Jesse Woods debuts new video “Buckle Bunny”
Austin-based folk/rock artist Jesse Woods is sharing his new video for “Buckle Bunny”. The track is off his forthcoming release Autoflower, which will be available on August 25th via Peso Records. If your not familiar with Woods’ backstory, it’s an interesting one. Once, a football star at Texas A&M, he now travels the world creating his signature sound, by way of story telling, lap steel guitar and his defining voice. The video for “Buckle Bunny” was directed by and stars actress Callie Hernandez (La La Land, Alien:Covenant, Blair Witch).

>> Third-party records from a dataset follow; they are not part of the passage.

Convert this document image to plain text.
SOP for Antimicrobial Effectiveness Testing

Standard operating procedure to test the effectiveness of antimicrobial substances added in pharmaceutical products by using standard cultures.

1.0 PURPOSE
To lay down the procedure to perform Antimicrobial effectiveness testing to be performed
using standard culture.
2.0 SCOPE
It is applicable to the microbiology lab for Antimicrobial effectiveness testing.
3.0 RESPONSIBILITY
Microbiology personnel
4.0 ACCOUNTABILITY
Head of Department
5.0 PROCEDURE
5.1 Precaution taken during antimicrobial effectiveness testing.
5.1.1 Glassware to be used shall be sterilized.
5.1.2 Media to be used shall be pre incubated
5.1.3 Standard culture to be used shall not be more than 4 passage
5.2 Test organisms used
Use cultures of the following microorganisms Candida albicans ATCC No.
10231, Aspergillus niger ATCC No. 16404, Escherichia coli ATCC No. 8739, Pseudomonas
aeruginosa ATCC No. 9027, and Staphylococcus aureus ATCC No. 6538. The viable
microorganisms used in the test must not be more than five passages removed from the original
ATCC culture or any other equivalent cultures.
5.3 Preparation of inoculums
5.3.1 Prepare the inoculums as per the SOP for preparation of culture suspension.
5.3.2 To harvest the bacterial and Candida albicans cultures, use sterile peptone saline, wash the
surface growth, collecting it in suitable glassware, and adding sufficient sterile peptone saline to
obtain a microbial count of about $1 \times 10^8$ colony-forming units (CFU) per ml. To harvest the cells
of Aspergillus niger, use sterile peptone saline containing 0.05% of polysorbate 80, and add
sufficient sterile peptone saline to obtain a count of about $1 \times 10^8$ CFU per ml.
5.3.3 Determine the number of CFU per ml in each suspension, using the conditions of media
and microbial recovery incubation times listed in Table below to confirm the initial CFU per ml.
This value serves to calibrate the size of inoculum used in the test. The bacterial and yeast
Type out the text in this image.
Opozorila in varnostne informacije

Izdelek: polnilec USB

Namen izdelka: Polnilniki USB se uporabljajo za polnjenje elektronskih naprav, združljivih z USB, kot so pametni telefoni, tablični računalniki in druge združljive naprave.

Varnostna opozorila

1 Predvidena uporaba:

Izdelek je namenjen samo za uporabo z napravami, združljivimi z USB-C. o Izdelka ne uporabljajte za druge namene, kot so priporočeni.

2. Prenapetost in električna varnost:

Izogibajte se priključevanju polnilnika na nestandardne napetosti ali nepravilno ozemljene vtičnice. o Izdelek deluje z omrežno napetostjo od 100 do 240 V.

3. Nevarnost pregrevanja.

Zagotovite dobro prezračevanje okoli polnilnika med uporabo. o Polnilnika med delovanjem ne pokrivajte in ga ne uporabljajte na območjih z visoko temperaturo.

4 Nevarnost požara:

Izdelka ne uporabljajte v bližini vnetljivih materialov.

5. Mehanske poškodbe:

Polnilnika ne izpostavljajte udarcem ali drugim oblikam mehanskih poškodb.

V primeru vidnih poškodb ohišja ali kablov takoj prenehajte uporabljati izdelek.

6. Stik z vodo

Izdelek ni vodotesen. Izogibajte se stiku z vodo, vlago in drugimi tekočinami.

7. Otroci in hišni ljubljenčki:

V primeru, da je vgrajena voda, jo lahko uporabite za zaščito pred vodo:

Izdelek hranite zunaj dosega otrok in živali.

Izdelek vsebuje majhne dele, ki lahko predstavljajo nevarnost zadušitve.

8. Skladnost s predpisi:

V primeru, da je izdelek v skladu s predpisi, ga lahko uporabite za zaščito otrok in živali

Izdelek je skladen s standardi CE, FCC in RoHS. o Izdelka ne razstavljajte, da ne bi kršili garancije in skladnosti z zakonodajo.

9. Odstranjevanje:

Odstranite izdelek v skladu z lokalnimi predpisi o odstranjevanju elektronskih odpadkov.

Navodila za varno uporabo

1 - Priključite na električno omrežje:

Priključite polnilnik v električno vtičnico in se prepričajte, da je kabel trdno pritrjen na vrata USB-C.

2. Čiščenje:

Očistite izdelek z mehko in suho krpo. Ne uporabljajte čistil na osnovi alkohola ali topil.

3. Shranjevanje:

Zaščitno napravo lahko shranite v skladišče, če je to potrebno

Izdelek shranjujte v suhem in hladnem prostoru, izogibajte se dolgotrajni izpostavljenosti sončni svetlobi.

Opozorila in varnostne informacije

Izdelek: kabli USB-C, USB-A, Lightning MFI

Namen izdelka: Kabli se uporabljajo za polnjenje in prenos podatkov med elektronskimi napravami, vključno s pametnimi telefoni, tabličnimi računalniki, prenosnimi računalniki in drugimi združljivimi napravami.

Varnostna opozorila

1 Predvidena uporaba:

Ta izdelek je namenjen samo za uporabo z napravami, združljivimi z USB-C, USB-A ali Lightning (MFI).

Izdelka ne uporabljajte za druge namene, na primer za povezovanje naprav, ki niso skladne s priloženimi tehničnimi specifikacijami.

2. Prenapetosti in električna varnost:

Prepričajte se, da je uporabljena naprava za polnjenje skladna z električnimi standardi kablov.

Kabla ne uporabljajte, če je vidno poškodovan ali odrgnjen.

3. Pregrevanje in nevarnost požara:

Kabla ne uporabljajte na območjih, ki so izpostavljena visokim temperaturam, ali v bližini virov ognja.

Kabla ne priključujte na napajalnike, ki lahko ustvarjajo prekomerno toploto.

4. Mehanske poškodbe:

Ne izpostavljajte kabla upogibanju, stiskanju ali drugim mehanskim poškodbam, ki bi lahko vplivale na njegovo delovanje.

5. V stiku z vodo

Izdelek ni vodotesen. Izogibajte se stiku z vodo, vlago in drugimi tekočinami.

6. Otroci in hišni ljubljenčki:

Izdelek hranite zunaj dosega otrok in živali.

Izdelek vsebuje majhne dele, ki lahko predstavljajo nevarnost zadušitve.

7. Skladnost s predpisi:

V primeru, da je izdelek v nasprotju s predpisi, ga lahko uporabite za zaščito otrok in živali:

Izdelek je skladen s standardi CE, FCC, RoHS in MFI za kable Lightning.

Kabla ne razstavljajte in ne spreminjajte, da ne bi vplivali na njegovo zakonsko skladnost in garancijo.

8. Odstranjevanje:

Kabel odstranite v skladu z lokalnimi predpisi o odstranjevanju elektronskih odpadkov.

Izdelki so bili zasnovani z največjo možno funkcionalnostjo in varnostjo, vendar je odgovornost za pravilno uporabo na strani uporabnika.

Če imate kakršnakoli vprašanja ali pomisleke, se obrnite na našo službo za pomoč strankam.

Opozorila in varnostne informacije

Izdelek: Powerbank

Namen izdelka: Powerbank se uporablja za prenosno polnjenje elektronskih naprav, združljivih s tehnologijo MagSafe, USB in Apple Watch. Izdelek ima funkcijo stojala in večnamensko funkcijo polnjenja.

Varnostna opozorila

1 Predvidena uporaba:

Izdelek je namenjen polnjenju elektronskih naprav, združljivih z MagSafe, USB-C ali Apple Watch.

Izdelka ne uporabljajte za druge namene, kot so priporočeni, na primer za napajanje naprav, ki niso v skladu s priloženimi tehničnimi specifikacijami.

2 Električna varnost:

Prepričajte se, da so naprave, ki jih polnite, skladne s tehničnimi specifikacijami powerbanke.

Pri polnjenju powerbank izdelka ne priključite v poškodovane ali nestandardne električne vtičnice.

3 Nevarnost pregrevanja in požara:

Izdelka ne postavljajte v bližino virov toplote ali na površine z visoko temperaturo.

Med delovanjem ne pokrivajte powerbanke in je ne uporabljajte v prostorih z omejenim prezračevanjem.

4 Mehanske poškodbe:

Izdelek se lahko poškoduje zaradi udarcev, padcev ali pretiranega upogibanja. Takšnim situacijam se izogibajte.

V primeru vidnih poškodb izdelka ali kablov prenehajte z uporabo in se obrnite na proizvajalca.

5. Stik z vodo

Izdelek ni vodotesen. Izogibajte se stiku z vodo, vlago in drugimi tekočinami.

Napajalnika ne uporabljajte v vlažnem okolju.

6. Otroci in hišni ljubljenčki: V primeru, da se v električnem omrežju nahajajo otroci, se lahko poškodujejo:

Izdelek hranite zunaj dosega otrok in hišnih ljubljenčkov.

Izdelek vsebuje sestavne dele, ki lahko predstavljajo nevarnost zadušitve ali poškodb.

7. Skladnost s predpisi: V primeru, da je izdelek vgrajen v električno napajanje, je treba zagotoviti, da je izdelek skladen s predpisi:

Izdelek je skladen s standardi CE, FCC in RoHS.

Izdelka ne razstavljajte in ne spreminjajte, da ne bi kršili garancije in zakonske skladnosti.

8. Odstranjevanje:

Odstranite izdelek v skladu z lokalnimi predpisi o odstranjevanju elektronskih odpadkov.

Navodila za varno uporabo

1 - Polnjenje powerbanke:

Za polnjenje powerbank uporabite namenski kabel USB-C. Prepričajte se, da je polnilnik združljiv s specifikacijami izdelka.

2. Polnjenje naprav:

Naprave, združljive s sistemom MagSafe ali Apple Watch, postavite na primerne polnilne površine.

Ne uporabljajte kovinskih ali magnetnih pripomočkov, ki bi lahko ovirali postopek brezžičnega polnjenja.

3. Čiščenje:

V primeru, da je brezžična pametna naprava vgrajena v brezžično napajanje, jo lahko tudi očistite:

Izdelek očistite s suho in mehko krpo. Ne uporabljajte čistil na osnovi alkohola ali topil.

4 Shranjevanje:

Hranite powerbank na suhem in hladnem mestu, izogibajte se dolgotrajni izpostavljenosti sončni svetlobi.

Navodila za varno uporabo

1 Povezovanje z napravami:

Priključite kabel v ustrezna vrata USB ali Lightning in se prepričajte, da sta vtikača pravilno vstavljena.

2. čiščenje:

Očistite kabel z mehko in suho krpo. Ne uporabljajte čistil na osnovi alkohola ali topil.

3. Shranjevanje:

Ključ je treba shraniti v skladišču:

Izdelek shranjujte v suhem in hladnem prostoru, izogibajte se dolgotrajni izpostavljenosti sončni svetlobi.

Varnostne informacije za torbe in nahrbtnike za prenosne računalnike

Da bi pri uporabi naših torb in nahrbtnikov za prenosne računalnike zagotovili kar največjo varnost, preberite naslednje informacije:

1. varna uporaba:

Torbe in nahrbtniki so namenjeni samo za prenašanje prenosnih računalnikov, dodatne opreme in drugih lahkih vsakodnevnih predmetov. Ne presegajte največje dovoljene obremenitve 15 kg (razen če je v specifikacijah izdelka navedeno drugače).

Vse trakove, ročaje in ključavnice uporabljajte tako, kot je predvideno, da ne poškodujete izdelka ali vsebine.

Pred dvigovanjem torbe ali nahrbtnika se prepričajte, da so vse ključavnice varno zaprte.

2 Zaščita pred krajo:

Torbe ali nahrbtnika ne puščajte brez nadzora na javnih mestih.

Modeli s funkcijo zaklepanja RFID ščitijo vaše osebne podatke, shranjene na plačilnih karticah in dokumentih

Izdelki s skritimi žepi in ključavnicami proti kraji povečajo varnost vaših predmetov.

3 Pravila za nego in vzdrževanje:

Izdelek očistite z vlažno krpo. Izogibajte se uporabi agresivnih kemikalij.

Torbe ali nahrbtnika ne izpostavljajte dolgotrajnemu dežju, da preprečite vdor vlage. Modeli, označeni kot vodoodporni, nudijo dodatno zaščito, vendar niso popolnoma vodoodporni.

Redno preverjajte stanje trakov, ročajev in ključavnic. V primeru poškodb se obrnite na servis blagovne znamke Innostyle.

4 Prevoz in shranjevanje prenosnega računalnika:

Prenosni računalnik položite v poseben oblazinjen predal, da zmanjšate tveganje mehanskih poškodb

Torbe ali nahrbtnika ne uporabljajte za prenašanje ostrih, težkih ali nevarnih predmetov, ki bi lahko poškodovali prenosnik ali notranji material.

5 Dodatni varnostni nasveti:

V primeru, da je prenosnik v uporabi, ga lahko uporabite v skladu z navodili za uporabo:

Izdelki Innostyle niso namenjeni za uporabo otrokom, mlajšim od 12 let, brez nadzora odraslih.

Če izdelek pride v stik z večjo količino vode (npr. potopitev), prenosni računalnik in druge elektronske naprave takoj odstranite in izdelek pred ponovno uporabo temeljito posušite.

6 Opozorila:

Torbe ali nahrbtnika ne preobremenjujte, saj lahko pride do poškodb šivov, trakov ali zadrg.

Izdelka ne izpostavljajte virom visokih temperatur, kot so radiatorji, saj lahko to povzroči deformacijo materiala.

The concept of the video was developed by both Woods and Hernandez who wanted to keep a conscious, feminine eye on the whole “Buckle Bunny” term (a term typically known for “cowboy chasers”) and merge that concept to create something that really felt like surfing (what inspired the song). Something otherworldly as if taken from a lucid dream, something grown from the unconscious, that doesn’t take itself too seriously and something that just keeps moving. From the choreographed dances to tepid coastlines, the entirety of the video feels like waiting for the next wave.
Jesse Woods’ true inspiration, is the road — a new town, a new job, a new situation — and the songs on Autoflower are borne of his ever-changing circumstances. Jesse Woods picks up stakes incessantly, skirting the edge of a scene long enough to observe it in raw detail and draw up its’ questionable characters. In each town, he works the odd jobs common to many musicians (recent stints include car garage attendant, hospital instrument salesman, Bass Pro Shop flunky) long enough to gather enough material to fill his quiver. Then he’ll quit and hit the road again. With a new city comes fresh inspiration: NYC, Marfa, Mexico City, and Lockhart are all recent homebases for Jesse.
This is perhaps an extension of his childhood. Growing up, his family bounced from the Sierra Nevada foothills of rural California to the bayou swamps outside Houston and back again. He got a taste for the high and dry and a taste for the down and dirty, West Coast vibe and swampland groove. Most of all, he got the need for movement in his blood. The need to push beyond present circumstance and report back his findings.
All this childhood movement was soundtracked by a musician father who compulsively hummed the harmony to everything he ever heard. “I don’t know if he could help it. I believe that helped me understand melody at a young age,” Jesse told me. And I believe him.
Autoflower listens like a postcard from a life lived on the fringes and it overflows with harmony. “It’s mostly about other people’s relationships,” he told me. We all know that observing something inevitably changes it. It also reveals as much about the observer as the observed.